Jean Beggs

Lab members

James Brodie, Susana De Lucas, Shiney George, Eve Hartswood, Isabella Maudlin, Ema Sani

Regulation of splicing and functional links between splicing, transcription and chromatin

Transcription and RNA splicing are at the centre of gene expression in eukaryotes, controlling gene expression levels and removing introns from primary transcripts. The mechanisms and machineries involved in both transcription and RNA splicing are highly conserved throughout eukaryotes, and the budding yeast Saccharomyces cerevisiae makes an excellent model system, permitting the application of genetic approaches in parallel with molecular studies. Our current focus is on links between RNA splicing and other metabolic processes, especially transcription and chromatin. Our approaches include: quantitative RT- PCR, ChIP-seq, RNA-seq, biochemical analyses and molecular genetics.

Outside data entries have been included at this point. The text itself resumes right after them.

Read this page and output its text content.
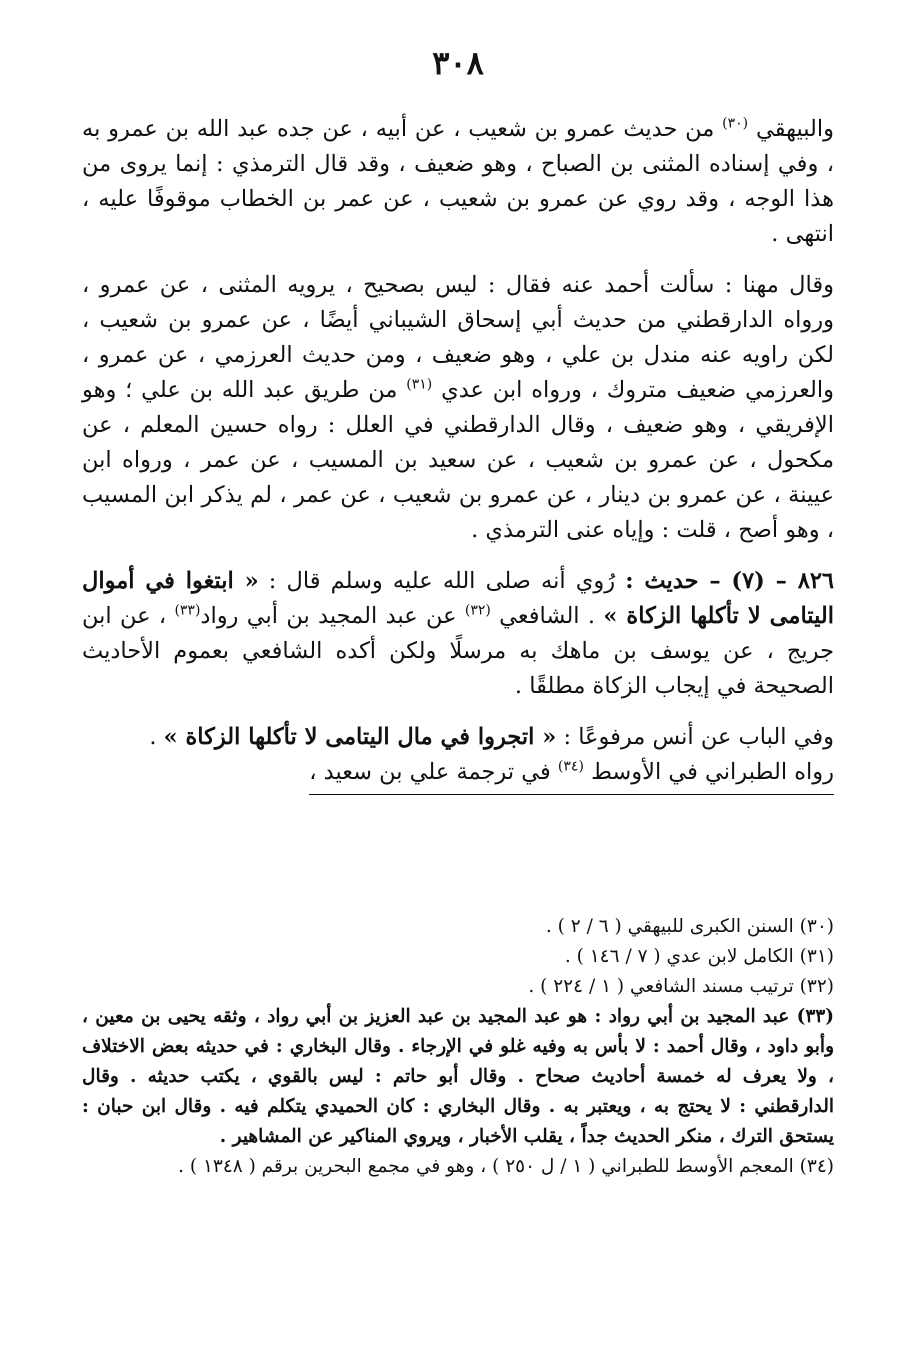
٣٠٨

والبيهقي $^{(٣٠)}$ من حديث عمرو بن شعيب ، عن أبيه ، عن جده عبد الله بن عمرو به ، وفي إسناده المثنى بن الصباح ، وهو ضعيف ، وقد قال الترمذي : إنما يروى من هذا الوجه ، وقد روي عن عمرو بن شعيب ، عن عمر بن الخطاب موقوفًا عليه ، انتهى .

وقال مهنا : سألت أحمد عنه فقال : ليس بصحيح ، يرويه المثنى ، عن عمرو ، ورواه الدارقطني من حديث أبي إسحاق الشيباني أيضًا ، عن عمرو بن شعيب ، لكن راويه عنه مندل بن علي ، وهو ضعيف ، ومن حديث العرزمي ، عن عمرو ، والعرزمي ضعيف متروك ، ورواه ابن عدي $^{(٣١)}$ من طريق عبد الله بن علي ؛ وهو الإفريقي ، وهو ضعيف ، وقال الدارقطني في العلل : رواه حسين المعلم ، عن مكحول ، عن عمرو بن شعيب ، عن سعيد بن المسيب ، عن عمر ، ورواه ابن عيينة ، عن عمرو بن دينار ، عن عمرو بن شعيب ، عن عمر ، لم يذكر ابن المسيب ، وهو أصح ، قلت : وإياه عنى الترمذي .

٨٢٦ – (٧) – حديث : رُوي أنه صلى الله عليه وسلم قال : « ابتغوا في أموال اليتامى لا تأكلها الزكاة » . الشافعي $^{(٣٢)}$ عن عبد المجيد بن أبي رواد$^{(٣٣)}$ ، عن ابن جريج ، عن يوسف بن ماهك به مرسلًا ولكن أكده الشافعي بعموم الأحاديث الصحيحة في إيجاب الزكاة مطلقًا .

وفي الباب عن أنس مرفوعًا : « اتجروا في مال اليتامى لا تأكلها الزكاة » .
رواه الطبراني في الأوسط $^{(٣٤)}$ في ترجمة علي بن سعيد ،

(٣٠) السنن الكبرى للبيهقي ( ٦ / ٢ ) .

(٣١) الكامل لابن عدي ( ٧ / ١٤٦ ) .

(٣٢) ترتيب مسند الشافعي ( ١ / ٢٢٤ ) .

(٣٣) عبد المجيد بن أبي رواد : هو عبد المجيد بن عبد العزيز بن أبي رواد ، وثقه يحيى بن معين ، وأبو داود ، وقال أحمد : لا بأس به وفيه غلو في الإرجاء . وقال البخاري : في حديثه بعض الاختلاف ، ولا يعرف له خمسة أحاديث صحاح . وقال أبو حاتم : ليس بالقوي ، يكتب حديثه . وقال الدارقطني : لا يحتج به ، ويعتبر به . وقال البخاري : كان الحميدي يتكلم فيه . وقال ابن حبان : يستحق الترك ، منكر الحديث جداً ، يقلب الأخبار ، ويروي المناكير عن المشاهير .

(٣٤) المعجم الأوسط للطبراني ( ١ / ل ٢٥٠ ) ، وهو في مجمع البحرين برقم ( ١٣٤٨ ) .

In Barrass et al. (2015) we describe the use of metabolic labelling with 4-thio-uracil for very short times to isolate newly synthesised precursor RNAs and perform RNA-seq. In this way we compared the relative speed of splicing of different pre-mRNAs, observing that, on average, ribosomal protein gene transcripts are spliced faster than most other intron- containing transcripts. Moreover, splicing is faster for introns with secondary structures that are predicted to be less stable. In Wallace and Beggs (2017) we compared data from several sources, finding that ribosomal transcripts are also spliced more efficiently (i.e. more pre-mRNA gets spliced) and more co-transcriptionality (more splicing happens while the RNA is still associated with polymerase) compared to other intron-containing transcripts.

To investigate how speed of transcription elongation affects splicing, we measured the efficiency, the co-transcriptionality and the fidelity (accuracy of correct splice site use) of splicing in yeast strains with wild-type (WT) RNA polymerase II (Pol II), or with mutant Pol II that elongates faster or slower. We show that slow Pol II elongation increases both co-transcriptional splicing and splicing efficiency and that faster elongation reduces co- transcriptional splicing and splicing efficiency in budding yeast, suggesting that splicing is more efficient when co-transcriptional. Moreover, we demonstrate that altering the Pol II elongation rate in either direction compromises splicing fidelity (e.g. Figure 1). These effects are notably stronger for the highly expressed ribosomal protein coding transcripts, which are spliced with much higher fidelity than other intron-containing transcripts (Figure 2). We propose that transcription by RNA polymerase II is tuned to optimize the efficiency and accuracy of ribosomal protein gene expression, while allowing flexibility in splice site choice with the non-ribosomal protein transcripts.

Selected publications:

Barrass, J.D., Reid, J.E.A., Huang, Y., Hector, R.D., Sanguinetti, G., Beggs, J.D. and Granneman, S. (2015). Transcriptome-wide RNA processing kinetics revealed using extremely short 4tU labeling. Genome Biol 16, 282.

Wallace, E. and Beggs, J.D. (2017). Extremely fast and incredibly close: co-transcriptional splicing in budding yeast. RNA 23, doi: 10.1261/rna.060830.

Aslanzadeh, V., Huang, Y., Sanguinetti, G. and Beggs, J.D. (2018). Transcription Rate Strongly Affects Splicing Fidelity and Co- transcriptionality in Budding Yeast. Genome Res. 28, 203-213.